I will try and kick off some discussion and see if everyone agree's
this is very important in D-Cache land.
Regards
Owen
On Thu, 30 Mar 2006 11:02:41 +0100
"Brew, CAJ (Chris)" <[log in to unmask]> wrote:
> Hi,
>
> I cannot find anything about it now but I seem to recall someone had
> some proceedure whereby they used iptables to block new connections to
> some port (2811 possibly) for a while before the reboot so no new
> transfers could be started. Of course that doesn't help the jobs that
> die because they could not access the files.
>
> Yours,
> Chris.
>
> > -----Original Message-----
> > From: Testbed Support for GridPP member institutes
> > [mailto:[log in to unmask]] On Behalf Of Burke, S (Stephen)

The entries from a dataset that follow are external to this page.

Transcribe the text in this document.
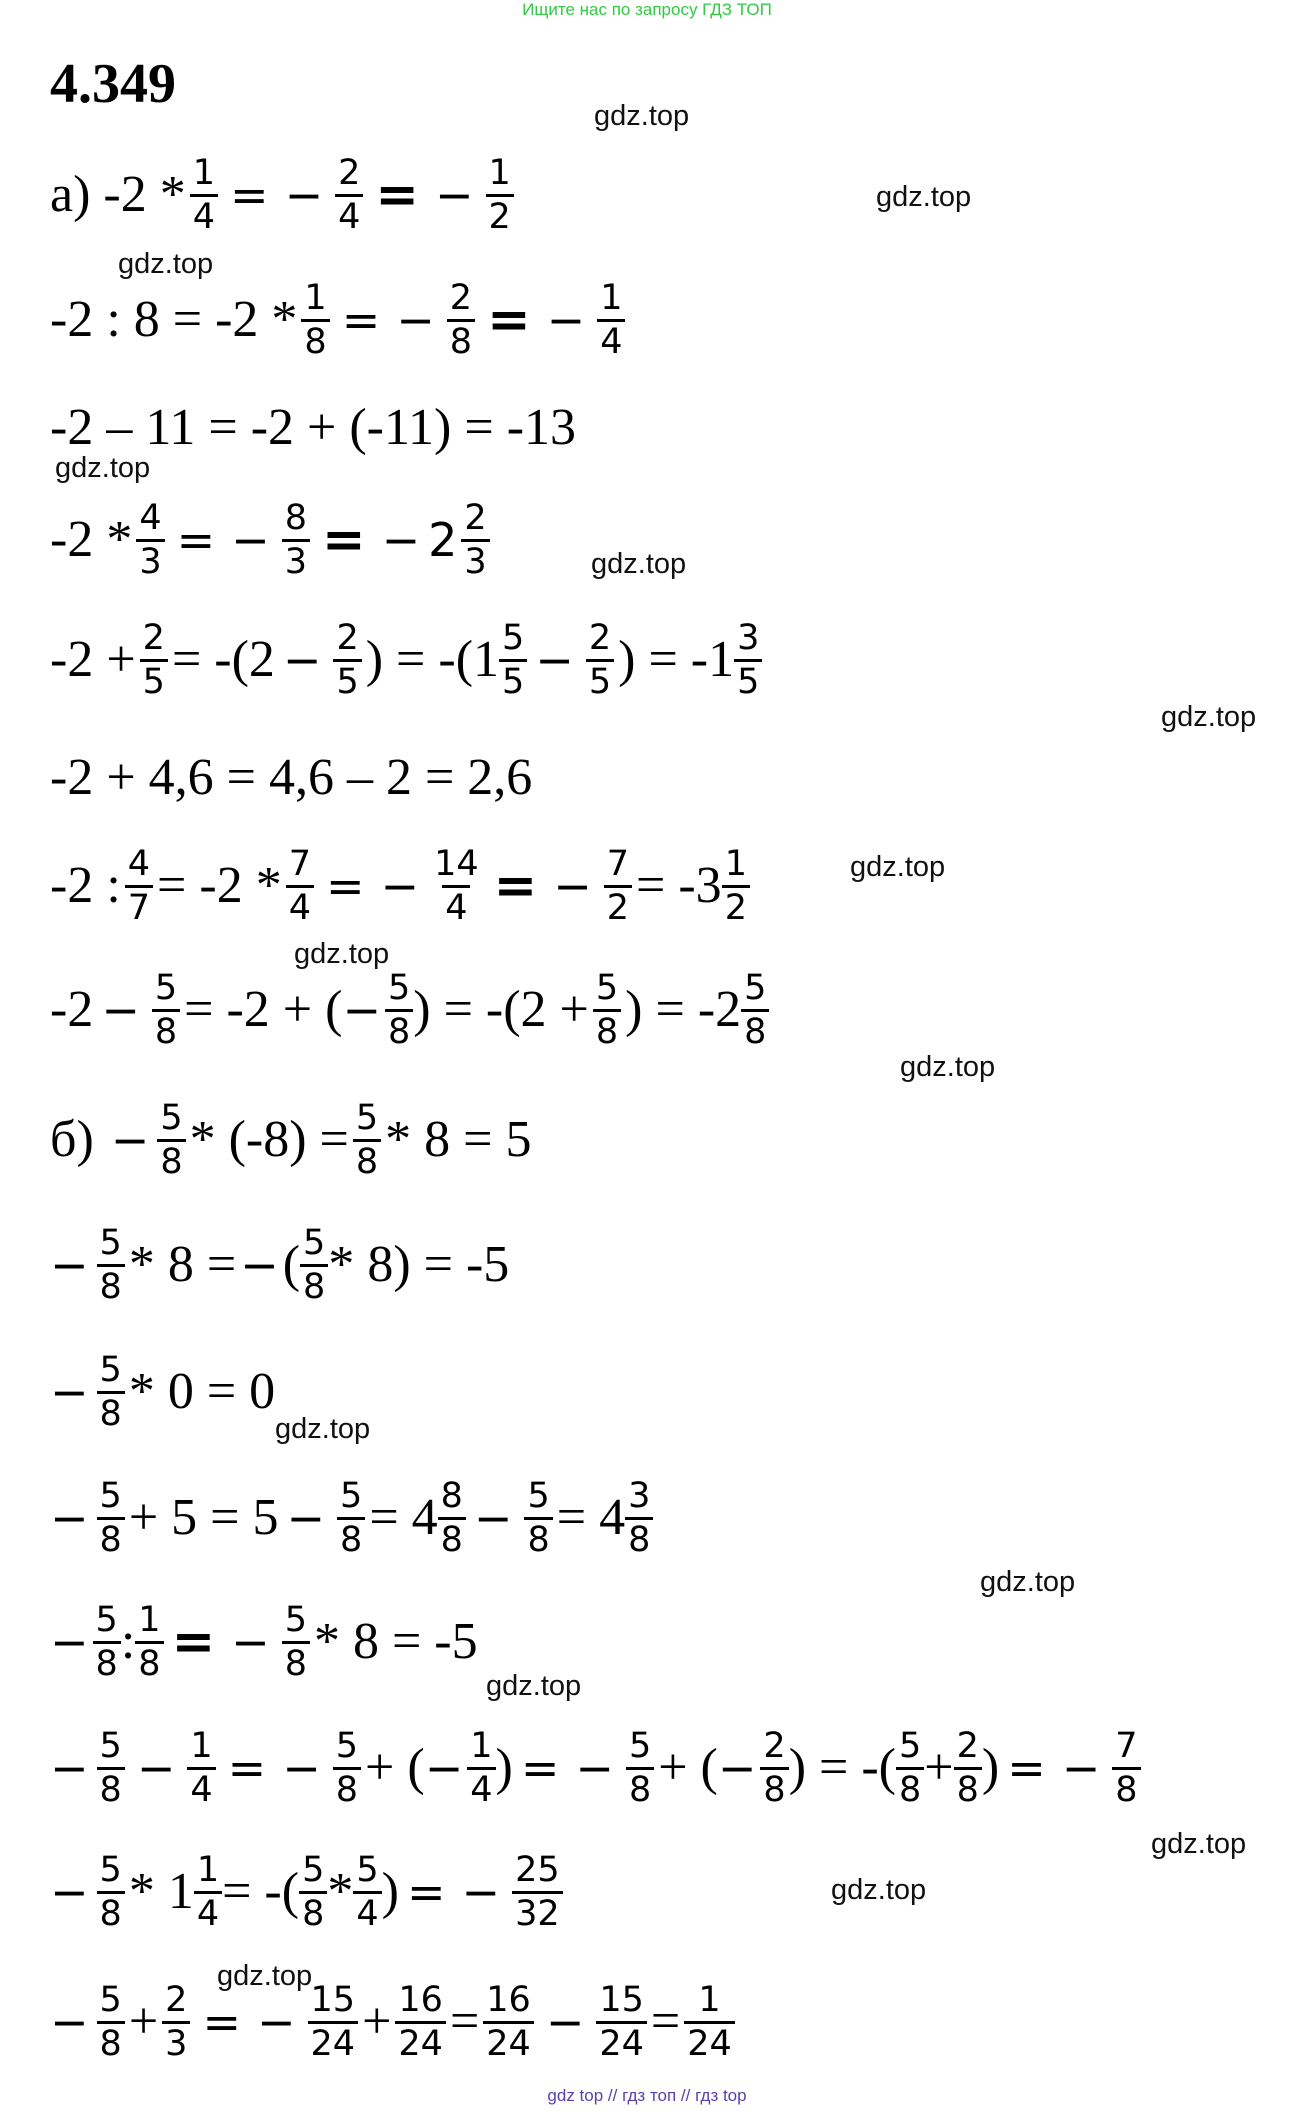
Ищите нас по запросу ГДЗ ТОП
4.349
gdz.top
gdz.top
gdz.top
gdz.top
gdz.top
gdz.top
gdz.top
gdz.top
gdz.top
gdz.top
gdz.top
gdz.top
gdz.top
gdz.top
gdz.top
а) $-2 * \frac{1}{4}$ = − $\frac{2}{4}$ = − $\frac{1}{2}$
-2 : $8 = -2 * \frac{1}{8}$ = − $\frac{2}{8}$ = − $\frac{1}{4}$
-2 – 11 = -2 + (-11) = -13
$-2 * \frac{4}{3}$ = − $\frac{8}{3}$ = − $2 \frac{2}{3}$
$-2 + \frac{2}{5} = -(2 - \frac{2}{5}$ ) = $-(1 \frac{5}{5} - \frac{2}{5}$ ) = $-1 \frac{3}{5}$
-2 + 4,6 = 4,6 – 2 = 2,6
-2 : $\frac{4}{7} = -2 * \frac{7}{4}$ = − $\frac{14}{4}$ = − $\frac{7}{2} = -3 \frac{1}{2}$
$-2 - \frac{5}{8} = -2$ + ( − $\frac{5}{8}$ ) = $-(2 + \frac{5}{8}$ ) = $-2 \frac{5}{8}$
б)
− $\frac{5}{8} * (-8) = \frac{5}{8} * 8 = 5$
− $\frac{5}{8} * 8$ = − ( $\frac{5}{8} * 8) = -5$
− $\frac{5}{8} * 0 = 0$
− $\frac{5}{8} + 5 = 5 - \frac{5}{8} = 4 \frac{8}{8} - \frac{5}{8} = 4 \frac{3}{8}$
− $\frac{5}{8}$ : $\frac{1}{8}$ = − $\frac{5}{8} * 8 = -5$
− $\frac{5}{8} - \frac{1}{4}$ = − $\frac{5}{8}$ + ( − $\frac{1}{4}$ ) = − $\frac{5}{8}$ + ( − $\frac{2}{8}$ ) = -( $\frac{5}{8} + \frac{2}{8}$ ) = − $\frac{7}{8}$
− $\frac{5}{8} * 1 \frac{1}{4}$ = -( $\frac{5}{8} * \frac{5}{4}$ ) = − $\frac{25}{32}$
− $\frac{5}{8} + \frac{2}{3}$ = − $\frac{15}{24} + \frac{16}{24} = \frac{16}{24} - \frac{15}{24} = \frac{1}{24}$
gdz top // гдз топ // гдз top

> > Sent: 29 March 2006 14:55
> > To: [log in to unmask]
> > Subject: Re: procedure for rebooting SE?
> >
> > Testbed Support for GridPP member institutes
> > > [mailto:[log in to unmask]] On Behalf Of Graeme Stewart
> > > said: CMS are modifying phedex to use FTS as well.
> >
> > However, that doesn't mean that everything uses FTS, there
> > will still be a lot of file access via lcg-cr and friends, or
> > indeed directly with gridftp. I don't think there is any
> > robust way to drain an SE, although like many things it's
> > been on the wish list for a long time (the EDG bugzilla is
> > now closed so I can't point people at my entries there any
> > more!). Probably the best you can do is take it out of the
> > info system some time before you turn it off, and perhaps
> > point the close SE somewhere else. In theory the new
> > GlueServiceStatus table/object has a flag to say whether a
> > service is working or not, but I doubt that anything looks at it.
> >
> > > On the whole though, it would be far more disruptive to
> > take the whole
> > > site down just for a 5 min reboot. With current job success
> > rates on
> > > the grid, a rare transient job failure from an SE reboot is not
> > > terribly significant.
> >
> > Possibly true, but we should at least be *trying* to improve!
> >
> > Stephen
> >
|